Page 2 of 2
The big split in design technologies, RISC v CISC, is just part of the story. It gets even more interesting when you start looking at what can be done to tweak the basic design of a processor.
If software can be multi-tasking so can hardware. The early processor designs carried out part of a single instruction at every clock cycle. First the instruction had to be fetched from memory, then it had to be decoded, then perhaps data had to be fetched, the operation was then carried out and so on. The exact steps vary according to the processor but there are always a number of steps involved in completing an instruction.
A non-pipeline processor has to do everything before moving on to the next instruction.
Modern processors can speed things up by overlapping the execution of commands. In other words, by starting a new instruction before the current one is completed, the number of instructions per clock cycle can be increased. This idea is called “pipelining” and you can think of it as bringing the ideas of a production line to executing instructions.
A pipeline processor on the other hand can be working on more than one instruction at a time – just like a production line.
The Pentium Core architecture, for example, has up to 14 stages of pipelining. Longer pipelines have to be better?! Not necessarily. The big problem with pipelining is what happens if the instruction that you’ve just completed makes the partially completed instructions still in the pipeline invalid. In this case the pipeline has to be restarted and this costs clock cycles. This can be so expensive that most benchmarks showed that the Pentium 4 with a 20 stage pipeline was slower than a Pentium III with a 10 stage pipleine at the same clock speed.
One way of avoiding the need to restart a pipeline is to always make sure that it is filled with the right instructions. When a processor reaches a branch instruction it has the choice of one of two possible sets of instructions that it could follow. Branch prediction aims to guess which set is the right set! it sounds like fortune telling but it works because picking the wrong branch isn't any worse and picking the right branch pays off.
In physics a scalar is a single number - as opposed to a vector which is a lot of numbers. Most processors do arithmetic one data value at a time and these are called scalar processors. A superscalar processor can spilt its instruction stream into two or more pipelines and get things done twice as quickly.
In most cases this doesn’t happen because one pipeline ends up having to wait for the other. The Pentium hyperthreading" architecture has two parallel pipelined executions paths and it uses out-of-order execution to try to keep them running. Out-of-order execution is a difficult thing to implement because in any sensible program the results of one instruction depend on the instructions that went before it.
Out-of-order execution is sometimes called “speculative execution” because at the end of the day you may well have to throw away the results! You can see that this all relates to branch prediction and a general tendency for processors to do extra work just in case it proves to save them time!

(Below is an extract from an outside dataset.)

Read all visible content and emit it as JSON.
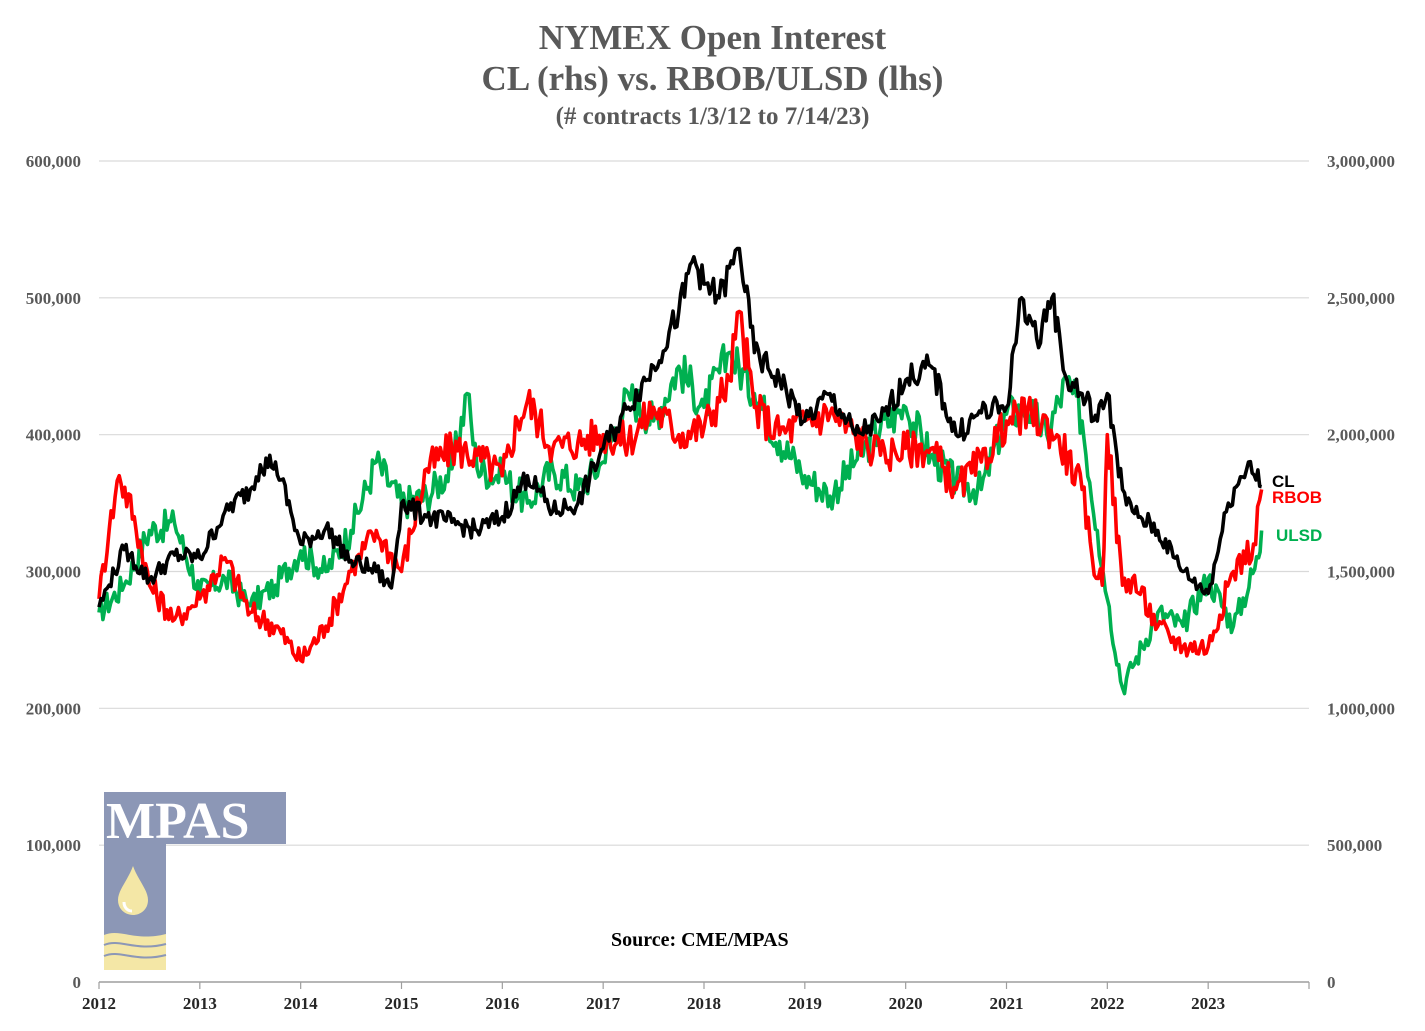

As we run out of simpler options for making our processors faster this is likely to become the only way forward.
Along with the superscalar idea there is also SIMD – Single Instruction Multiple Data. This is another way of getting the job done faster by doing the same operation on multiple data items. For example, if you want to add 10 numbers together why not bring them all in to the processor in one fetch and add them using one huge adder. This is exactly what the MMX extensions to the Pentium and related processors allow programmers to do. The MMX instructions perform arithmetic on arrays of values in one operation. The Pentium III extended MMX to 128-bit floating point values and the Pentium 4 took this another step further with SSE2 and double precision values. The Intel Core architecture extends this to SSE4.
The big problem with SIMD hardware is that it only makes a difference if you can make use of it. That is, if you only have one number to add then the ability to add ten in the same time is wasted. What this means is that SIMD improvements,like SSE, really only make a difference to multimedia, graphics, games and signal processing software. If all you want to do is run Excel or Word then they have little impact.
Back to clock speeds?
Sadly, for all our cleverness, increasing clock speeds is still the best way to make a processor go faster. The Pentium 4 was expected to reach 10GHz but it stuck at around 2GHz. The highest speeds achievable seem to be below 4GHz
Fast logic is expensive logic and so one thing that processor designers have been doing for some time is to use split clock speeds. They run the external logic at much lower speeds than the processor and even running different parts of the processor at different speeds.This of course is another opertunity to make use of the cache principle to speed things up when systems run at different speeds.
Intel always planned to make faster versions of the Pentium architecture but now manufacturers have withdrawn from the clock speed race. Instead the hope for the future is to put more processors or cores on the same chip. Multi-core processors can be seen as the only thing you can do when all of the other ways to make a processor go faster have run out of steam. The big problem is that you may have multiple cores but just like SIMD, if you don't have work for them to do they don't help. The big challenge for the future is making the software that can take advantage of the multi-processor configurations. I wouldn't say that the days of the ever faster processor were over but they seem to have dried up for the moment.